The initial phase of management is rehydration to ensure that there is sufficient fluid in the vascular compartment to perfuse the kidneys and result in urine production. Only normal saline should be used for transfusion. There is no role for potassium containing fluids as the patients are likely to be (or to become) moderately hyperkalaemic. This will be corrected by normal saline infusion. The minimum renal output to ensure renal survival is 30mlhr−1. To achieve this it may be necessary to infuse in excess of 200mlhr−1.
Once rehydration has been achieved and the kidneys are working again, we enter the phase of fluid restriction. Clearly, with the capillaries leaking fluid so avidly, any excess fluid in the vascular compartment will leak into the third space. Therefore, fluids (usually intravenous) should be restricted to a rate sufficient to maintain renal function – i.e. to maintain the renal output between 30–50mlhr−1. This maintenance phase is critical as the patient must not be over-transfused. It can also have quite a prolonged duration, particularly if the patient is pregnant. During this time it may be necessary to carry out paracentesis or a pleural tap as the clinical situation dictates. Eventually, there will be a spontaneous diuresis that heralds the resolution of the condition but not the resolution of the risk of deep venous thrombosis. Once the diuresis is underway, the intravenous fluids and fluid restriction can be stopped.

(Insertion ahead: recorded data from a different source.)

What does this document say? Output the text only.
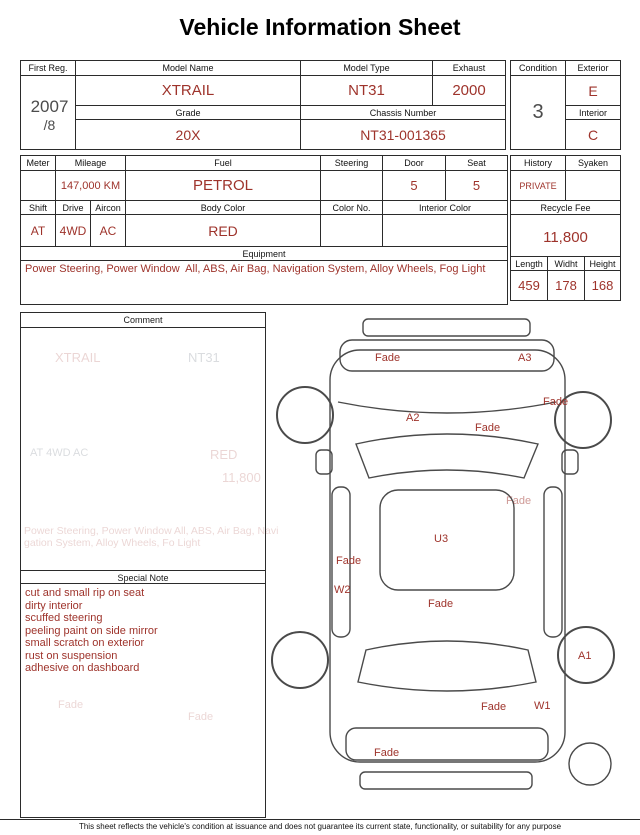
Vehicle Information Sheet
First Reg.	Model Name	Model Type	Exhaust

2007
/8	XTRAIL	NT31	2000
	Grade	Chassis Number	
	20X	NT31-001365	
Condition	Exterior
3	E
	Interior
	C
Meter	Mileage		Fuel	Steering	Door	Seat
	147,000 KM		PETROL		5	5
Shift	Drive	Aircon	Body Color	Color No.	Interior Color	
AT	4WD	AC	RED			
Equipment						
Power Steering, Power Window  All, ABS, Air Bag, Navigation System, Alloy Wheels, Fog Light						
History	Syaken
PRIVATE	
Recycle Fee	
11,800	
Length	Widht	Height
459	178	168
Comment
XTRAIL	NT31
AT 4WD AC	RED
11,800
Power Steering, Power Window All, ABS, Air Bag, Navi
gation System, Alloy Wheels, Fo Light
Special Note
cut and small rip on seat
dirty interior
scuffed steering
peeling paint on side mirror
small scratch on exterior
rust on suspension
adhesive on dashboard
Fade
Fade
Fade	A3
Fade
A2
Fade
Fade
U3
Fade
W2
Fade
A1
Fade	W1
Fade
This sheet reflects the vehicle's condition at issuance and does not guarantee its current state, functionality, or suitability for any purpose
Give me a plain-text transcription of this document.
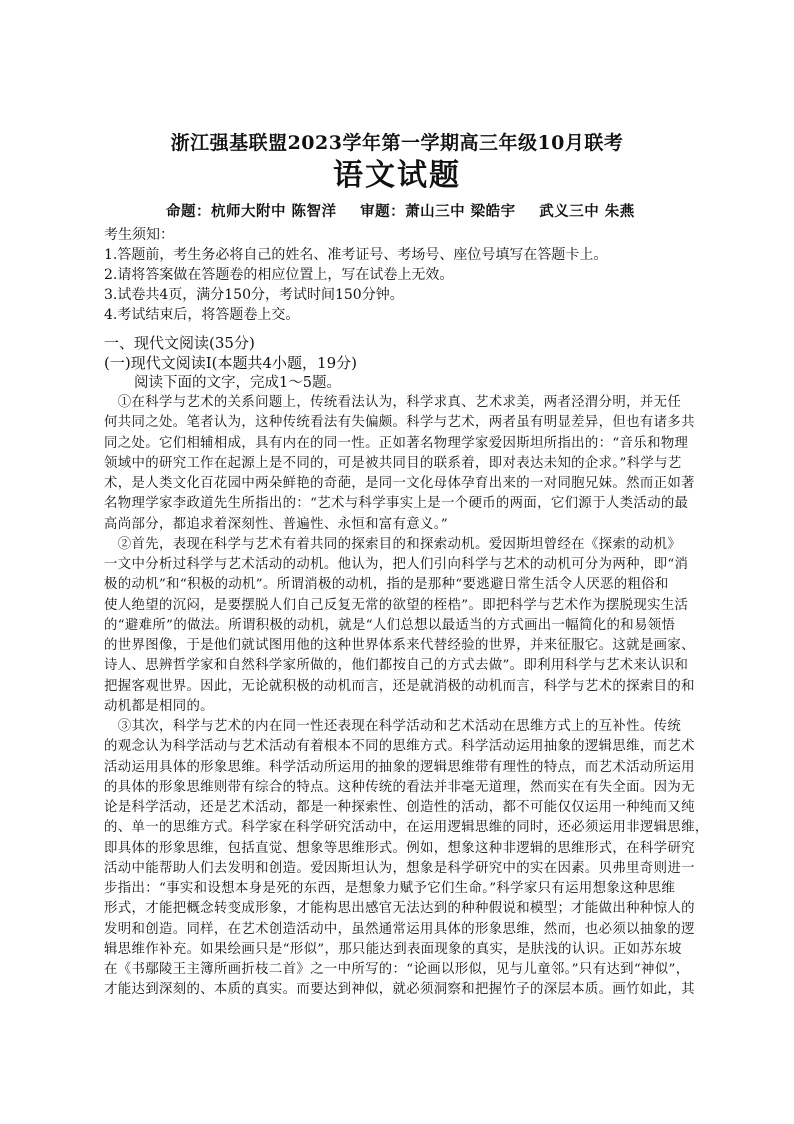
浙江强基联盟2023学年第一学期高三年级10月联考
语文试题
命题：杭师大附中 陈智洋 审题：萧山三中 梁皓宇 武义三中 朱燕
考生须知：
1.答题前，考生务必将自己的姓名、准考证号、考场号、座位号填写在答题卡上。
2.请将答案做在答题卷的相应位置上，写在试卷上无效。
3.试卷共4页，满分150分，考试时间150分钟。
4.考试结束后，将答题卷上交。
一、现代文阅读(35分)
(一)现代文阅读Ⅰ(本题共4小题，19分)
阅读下面的文字，完成1～5题。
　①在科学与艺术的关系问题上，传统看法认为，科学求真、艺术求美，两者泾渭分明，并无任
何共同之处。笔者认为，这种传统看法有失偏颇。科学与艺术，两者虽有明显差异，但也有诸多共
同之处。它们相辅相成，具有内在的同一性。正如著名物理学家爱因斯坦所指出的：“音乐和物理
领域中的研究工作在起源上是不同的，可是被共同目的联系着，即对表达未知的企求。”科学与艺
术，是人类文化百花园中两朵鲜艳的奇葩，是同一文化母体孕育出来的一对同胞兄妹。然而正如著
名物理学家李政道先生所指出的：“艺术与科学事实上是一个硬币的两面，它们源于人类活动的最
高尚部分，都追求着深刻性、普遍性、永恒和富有意义。”
　②首先，表现在科学与艺术有着共同的探索目的和探索动机。爱因斯坦曾经在《探索的动机》
一文中分析过科学与艺术活动的动机。他认为，把人们引向科学与艺术的动机可分为两种，即“消
极的动机”和“积极的动机”。所谓消极的动机，指的是那种“要逃避日常生活令人厌恶的粗俗和
使人绝望的沉闷，是要摆脱人们自己反复无常的欲望的桎梏”。即把科学与艺术作为摆脱现实生活
的“避难所”的做法。所谓积极的动机，就是“人们总想以最适当的方式画出一幅简化的和易领悟
的世界图像，于是他们就试图用他的这种世界体系来代替经验的世界，并来征服它。这就是画家、
诗人、思辨哲学家和自然科学家所做的，他们都按自己的方式去做”。即利用科学与艺术来认识和
把握客观世界。因此，无论就积极的动机而言，还是就消极的动机而言，科学与艺术的探索目的和
动机都是相同的。
　③其次，科学与艺术的内在同一性还表现在科学活动和艺术活动在思维方式上的互补性。传统
的观念认为科学活动与艺术活动有着根本不同的思维方式。科学活动运用抽象的逻辑思维，而艺术
活动运用具体的形象思维。科学活动所运用的抽象的逻辑思维带有理性的特点，而艺术活动所运用
的具体的形象思维则带有综合的特点。这种传统的看法并非毫无道理，然而实在有失全面。因为无
论是科学活动，还是艺术活动，都是一种探索性、创造性的活动，都不可能仅仅运用一种纯而又纯
的、单一的思维方式。科学家在科学研究活动中，在运用逻辑思维的同时，还必须运用非逻辑思维，
即具体的形象思维，包括直觉、想象等思维形式。例如，想象这种非逻辑的思维形式，在科学研究
活动中能帮助人们去发明和创造。爱因斯坦认为，想象是科学研究中的实在因素。贝弗里奇则进一
步指出：“事实和设想本身是死的东西，是想象力赋予它们生命。”科学家只有运用想象这种思维
形式，才能把概念转变成形象，才能构思出感官无法达到的种种假说和模型；才能做出种种惊人的
发明和创造。同样，在艺术创造活动中，虽然通常运用具体的形象思维，然而，也必须以抽象的逻
辑思维作补充。如果绘画只是“形似”，那只能达到表面现象的真实，是肤浅的认识。正如苏东坡
在《书鄢陵王主簿所画折枝二首》之一中所写的：“论画以形似，见与儿童邻。”只有达到“神似”，
才能达到深刻的、本质的真实。而要达到神似，就必须洞察和把握竹子的深层本质。画竹如此，其
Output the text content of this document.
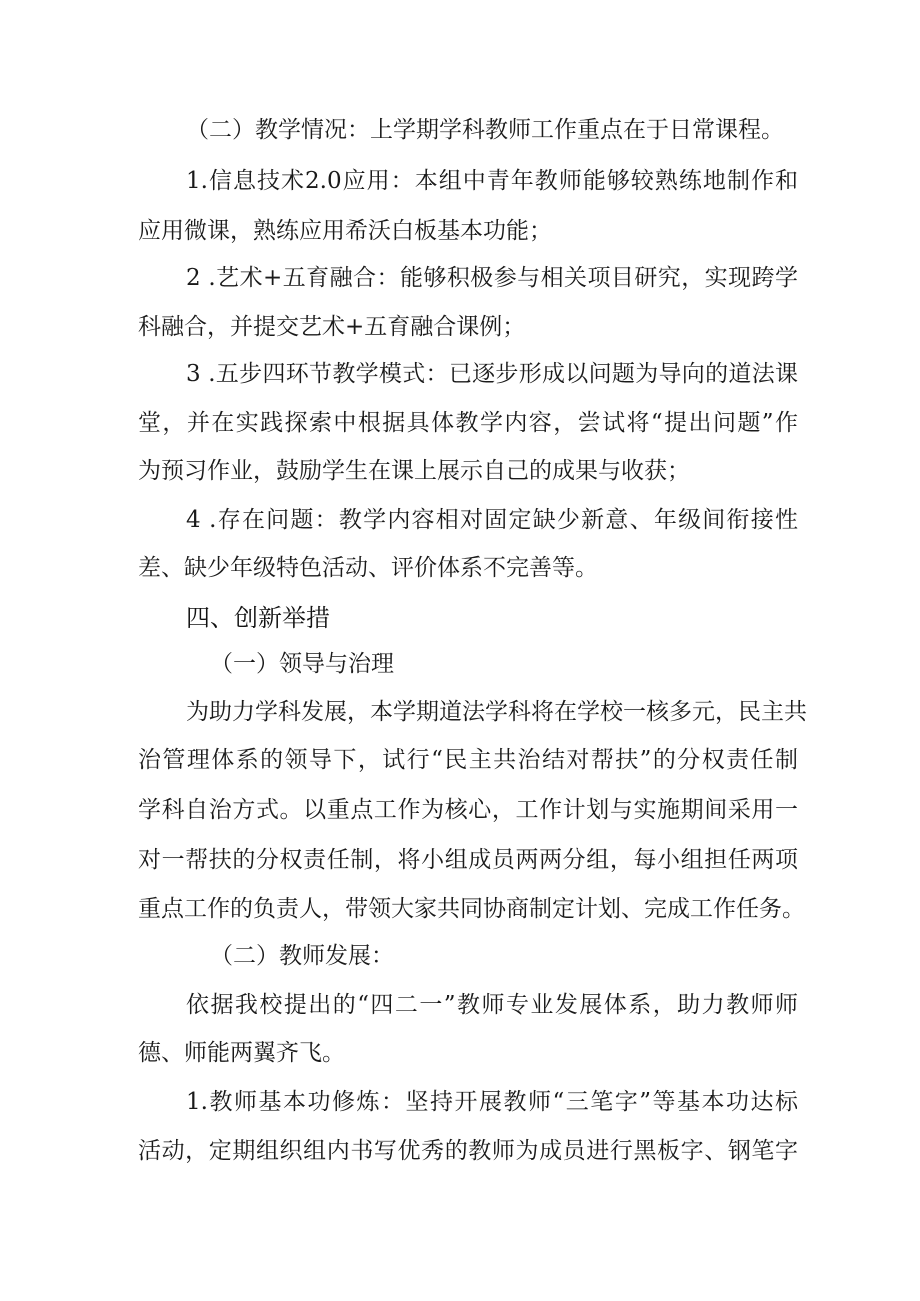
（二）教学情况：上学期学科教师工作重点在于日常课程。
1.信息技术2.0应用：本组中青年教师能够较熟练地制作和
应用微课，熟练应用希沃白板基本功能；
2 .艺术+五育融合：能够积极参与相关项目研究，实现跨学
科融合，并提交艺术+五育融合课例；
3 .五步四环节教学模式：已逐步形成以问题为导向的道法课
堂，并在实践探索中根据具体教学内容，尝试将“提出问题”作
为预习作业，鼓励学生在课上展示自己的成果与收获；
4 .存在问题：教学内容相对固定缺少新意、年级间衔接性
差、缺少年级特色活动、评价体系不完善等。
四、创新举措
（一）领导与治理
为助力学科发展，本学期道法学科将在学校一核多元，民主共
治管理体系的领导下，试行“民主共治结对帮扶”的分权责任制
学科自治方式。以重点工作为核心，工作计划与实施期间采用一
对一帮扶的分权责任制，将小组成员两两分组，每小组担任两项
重点工作的负责人，带领大家共同协商制定计划、完成工作任务。
（二）教师发展：
依据我校提出的“四二一”教师专业发展体系，助力教师师
德、师能两翼齐飞。
1.教师基本功修炼：坚持开展教师“三笔字”等基本功达标
活动，定期组织组内书写优秀的教师为成员进行黑板字、钢笔字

A key part of OHSS management is the prevention of thrombosis. Clearly, rehydration will help but it is mandatory to ensure that prophylactic doses of low molecular weight heparin are given and that compression stockings are worn. Where the patient is bedbound, intermittent pneumatic compression boots must be worn.
As the peritoneal fluid is an exudate it is rich in protein and patients may become albumin depleted. Albumin infusions may be given to correct this. In our own unit, if levels drop below 30gdl−1 we give 100ml of 20% albumen intravenously and repeat as necessary.
One of the great temptations in the management of OHSS is to administer diuretics; this is particularly true of intensive care specialists when they become involved. Diuretics are contraindicated as the diuresis they induce is from fluid taken from the vascular space. Therefore, in fact they make the condition significantly worse. They are only indicated in the rare circumstance where clearly the haematocrit has dropped and exudation is being spontaneously physiologically reversed but this is not being reflected in the renal output. Here a one-off bolus may be given to nudge the kidneys into activity.
One of the other more unusual and unpleasant complications of OHSS is vulval oedema. In truth there is little that can be done about this. It will resolve spontaneously, with the condition, and in the interim management involves the liberal application of an emollient and possibly some sort of local pressure.